Northampton, Massachusetts Lesley Yalen’s first trade collection of poetry is The Hearts of Vikings (Boston MA: Natural History Press, 2015). The author of a small handful of poetry chapbooks, including This Elizabeth (Minus House Press, 2007) and the beginning in (minutes BOOKS, 2011), there have been more than a few of us clamouring for a first collection to appear. Composed in four sections—“Causeway,” “The Beginning In,” “The Hearts of Vikings” and “Kaddish”—there is something of the collected-chapbooks feel to The Hearts of Vikings, which may or may not even be true (a chicken-or-egg idea: did the book structure pre-date the excision into chapbook manuscripts, or the other way around?), but something that my prior knowledge of her work is distracting me towards. Still, such books can make for entirely cohesive collections, such as, for example, Toronto poet Kevin Connolly’s long-ago first, Asphalt Cigar (Toronto ON: Coach House Press, 1995).

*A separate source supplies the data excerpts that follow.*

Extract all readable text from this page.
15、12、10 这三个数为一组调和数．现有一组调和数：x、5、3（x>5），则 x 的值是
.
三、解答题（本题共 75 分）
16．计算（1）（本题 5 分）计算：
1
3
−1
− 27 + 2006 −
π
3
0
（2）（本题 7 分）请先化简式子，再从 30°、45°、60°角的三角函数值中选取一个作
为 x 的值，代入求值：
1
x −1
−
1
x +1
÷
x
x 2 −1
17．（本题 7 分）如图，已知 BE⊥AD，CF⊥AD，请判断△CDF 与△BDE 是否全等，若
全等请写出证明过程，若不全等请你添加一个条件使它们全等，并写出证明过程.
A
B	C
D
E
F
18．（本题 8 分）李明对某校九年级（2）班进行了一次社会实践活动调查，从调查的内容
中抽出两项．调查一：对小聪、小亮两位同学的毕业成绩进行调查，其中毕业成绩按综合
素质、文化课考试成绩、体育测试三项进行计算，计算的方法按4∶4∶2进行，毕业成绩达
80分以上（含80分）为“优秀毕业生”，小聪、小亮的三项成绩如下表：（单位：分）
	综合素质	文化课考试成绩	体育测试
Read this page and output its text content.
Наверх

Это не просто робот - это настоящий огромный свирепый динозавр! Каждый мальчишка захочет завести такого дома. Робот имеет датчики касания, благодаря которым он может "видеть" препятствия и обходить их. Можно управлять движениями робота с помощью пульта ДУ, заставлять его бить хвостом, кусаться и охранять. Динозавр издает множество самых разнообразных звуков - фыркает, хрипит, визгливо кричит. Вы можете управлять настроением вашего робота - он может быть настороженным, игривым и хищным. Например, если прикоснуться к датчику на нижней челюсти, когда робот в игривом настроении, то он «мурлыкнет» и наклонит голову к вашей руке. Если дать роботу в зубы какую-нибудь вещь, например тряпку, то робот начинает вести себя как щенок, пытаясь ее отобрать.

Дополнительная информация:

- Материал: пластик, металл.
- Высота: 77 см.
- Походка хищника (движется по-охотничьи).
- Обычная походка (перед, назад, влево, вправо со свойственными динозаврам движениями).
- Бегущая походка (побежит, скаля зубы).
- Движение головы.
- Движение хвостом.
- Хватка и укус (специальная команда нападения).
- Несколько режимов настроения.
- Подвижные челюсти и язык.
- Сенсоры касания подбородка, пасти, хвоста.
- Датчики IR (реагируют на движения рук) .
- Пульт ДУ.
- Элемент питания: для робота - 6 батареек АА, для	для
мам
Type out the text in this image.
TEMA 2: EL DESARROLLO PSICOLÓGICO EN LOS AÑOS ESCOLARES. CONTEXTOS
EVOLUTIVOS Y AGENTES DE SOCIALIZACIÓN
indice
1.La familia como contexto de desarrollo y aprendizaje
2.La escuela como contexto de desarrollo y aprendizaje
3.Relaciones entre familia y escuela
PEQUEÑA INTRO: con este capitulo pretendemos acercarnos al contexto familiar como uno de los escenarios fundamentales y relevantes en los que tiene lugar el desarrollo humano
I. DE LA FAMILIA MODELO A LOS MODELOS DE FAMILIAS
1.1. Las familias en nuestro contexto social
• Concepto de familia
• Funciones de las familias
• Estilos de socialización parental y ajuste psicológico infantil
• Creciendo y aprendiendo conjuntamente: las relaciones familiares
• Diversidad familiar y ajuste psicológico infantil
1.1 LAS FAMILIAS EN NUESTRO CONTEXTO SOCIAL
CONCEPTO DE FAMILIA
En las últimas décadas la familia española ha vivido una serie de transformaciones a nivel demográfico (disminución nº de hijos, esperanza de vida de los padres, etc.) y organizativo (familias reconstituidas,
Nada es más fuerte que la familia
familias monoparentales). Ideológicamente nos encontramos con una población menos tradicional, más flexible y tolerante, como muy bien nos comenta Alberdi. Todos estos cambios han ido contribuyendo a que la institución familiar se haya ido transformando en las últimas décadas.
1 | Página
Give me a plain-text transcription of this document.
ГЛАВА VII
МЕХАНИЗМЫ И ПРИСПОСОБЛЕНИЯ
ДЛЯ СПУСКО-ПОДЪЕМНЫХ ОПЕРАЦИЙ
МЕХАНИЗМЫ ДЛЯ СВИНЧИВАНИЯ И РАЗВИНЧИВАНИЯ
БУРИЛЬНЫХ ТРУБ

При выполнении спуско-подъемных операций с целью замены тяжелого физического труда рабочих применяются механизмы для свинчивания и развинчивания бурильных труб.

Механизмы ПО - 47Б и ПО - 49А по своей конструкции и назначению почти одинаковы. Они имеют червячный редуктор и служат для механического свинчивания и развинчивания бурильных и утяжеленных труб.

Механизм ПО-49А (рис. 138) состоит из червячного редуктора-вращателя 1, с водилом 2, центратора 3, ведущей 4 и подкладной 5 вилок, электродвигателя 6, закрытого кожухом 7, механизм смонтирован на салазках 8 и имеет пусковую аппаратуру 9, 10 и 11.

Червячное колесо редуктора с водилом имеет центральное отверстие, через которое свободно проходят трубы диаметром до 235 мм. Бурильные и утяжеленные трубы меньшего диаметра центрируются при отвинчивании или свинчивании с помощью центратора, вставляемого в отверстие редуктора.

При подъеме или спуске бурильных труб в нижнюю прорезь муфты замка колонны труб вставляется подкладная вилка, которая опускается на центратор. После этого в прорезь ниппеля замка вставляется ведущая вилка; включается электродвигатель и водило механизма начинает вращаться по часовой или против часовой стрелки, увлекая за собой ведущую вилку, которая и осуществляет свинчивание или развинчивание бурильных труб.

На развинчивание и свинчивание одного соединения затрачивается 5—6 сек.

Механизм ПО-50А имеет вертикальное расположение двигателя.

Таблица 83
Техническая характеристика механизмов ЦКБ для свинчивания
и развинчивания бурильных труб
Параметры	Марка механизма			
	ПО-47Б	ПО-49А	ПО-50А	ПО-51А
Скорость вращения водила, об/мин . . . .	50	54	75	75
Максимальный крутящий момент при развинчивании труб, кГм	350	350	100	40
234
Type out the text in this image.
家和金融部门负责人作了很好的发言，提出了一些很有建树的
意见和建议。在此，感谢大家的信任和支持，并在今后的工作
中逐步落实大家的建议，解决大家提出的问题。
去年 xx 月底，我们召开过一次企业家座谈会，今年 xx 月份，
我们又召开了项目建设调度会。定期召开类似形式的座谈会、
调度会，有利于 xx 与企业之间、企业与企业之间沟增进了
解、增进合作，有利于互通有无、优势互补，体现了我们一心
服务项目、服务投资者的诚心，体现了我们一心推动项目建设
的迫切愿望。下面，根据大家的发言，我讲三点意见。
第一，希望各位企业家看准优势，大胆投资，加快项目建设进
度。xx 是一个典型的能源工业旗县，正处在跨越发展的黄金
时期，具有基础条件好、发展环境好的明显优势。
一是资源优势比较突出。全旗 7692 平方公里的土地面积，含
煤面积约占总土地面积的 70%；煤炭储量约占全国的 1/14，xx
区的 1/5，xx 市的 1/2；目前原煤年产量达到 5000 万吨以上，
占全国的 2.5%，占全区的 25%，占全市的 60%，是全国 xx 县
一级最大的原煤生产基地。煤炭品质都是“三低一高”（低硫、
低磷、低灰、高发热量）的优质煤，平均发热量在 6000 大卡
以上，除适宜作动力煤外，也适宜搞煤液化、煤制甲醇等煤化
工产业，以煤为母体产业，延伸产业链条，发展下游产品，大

The squares are cut out, so that the
men stand in them firmly.

When you die. When I feel no quivering leaf
or breath. When finally deprived.

And the construction and the process of the proof.
And afraid. And Beethoven composed his

music for his God. When forced to be born
all alone again. All normal and alone. When

without a thought of authorship you slip all
egress from the heavily bolted earth, when

explosions are tearing holes in iron and
balancing on a peg is no option. When tea

is served on a patternless dress, various ladies
introduced to me by name. At the

borderland of grammar. And I can’t seem
to catch their names over the hearing.

Much of what I’ve seen of her work so far (and this book is no exception) seems to favour the sequence, whether constructing a small unit out of untitled fragments, or out of titled poems, both of which manage to accumulate into something larger, abstract and singular. Her poems might be built with a larger framework in mind, but she manages to leave incredible, open spaces between her lines and stanzas, allowing her poems a near-excess of breath, and therefore, life. Yalen’s The Hearts of Vikings writes out a series of shifts, revisions, abstracts and the texture of dreams, set as much in the tangible as in the intangible, slipping even in the grip of her incredible lines. One might say that the entire collection articulates an attempt towards writing out the slippages of identity, from the “Kaddish” that ends the book to the poem “The New World,” that opens the collection: “The passage was a middle whose end was me // let me revise [.]” Does writing out the whom and the what cement, or even reduce, identity, or simply highlight the impossibilities of writing? Who are you, really?

People had texture, dimension, and mass

If you hurled a person at another, it hurt

If you removed a person from a scene, gone.

A person could be embellished, disassembled,

Or held, but it couldn’t slip through fingers

Or be in two places now,

In your lungs or written down,

Sung or eternal or repeated.

Every thing had an inside and a skin,

A face and a tail,

An origin, a due date, an appearance, and dreams.

A box divided all space

Into two areas, no matter where you put it

It insisted on making this distinction.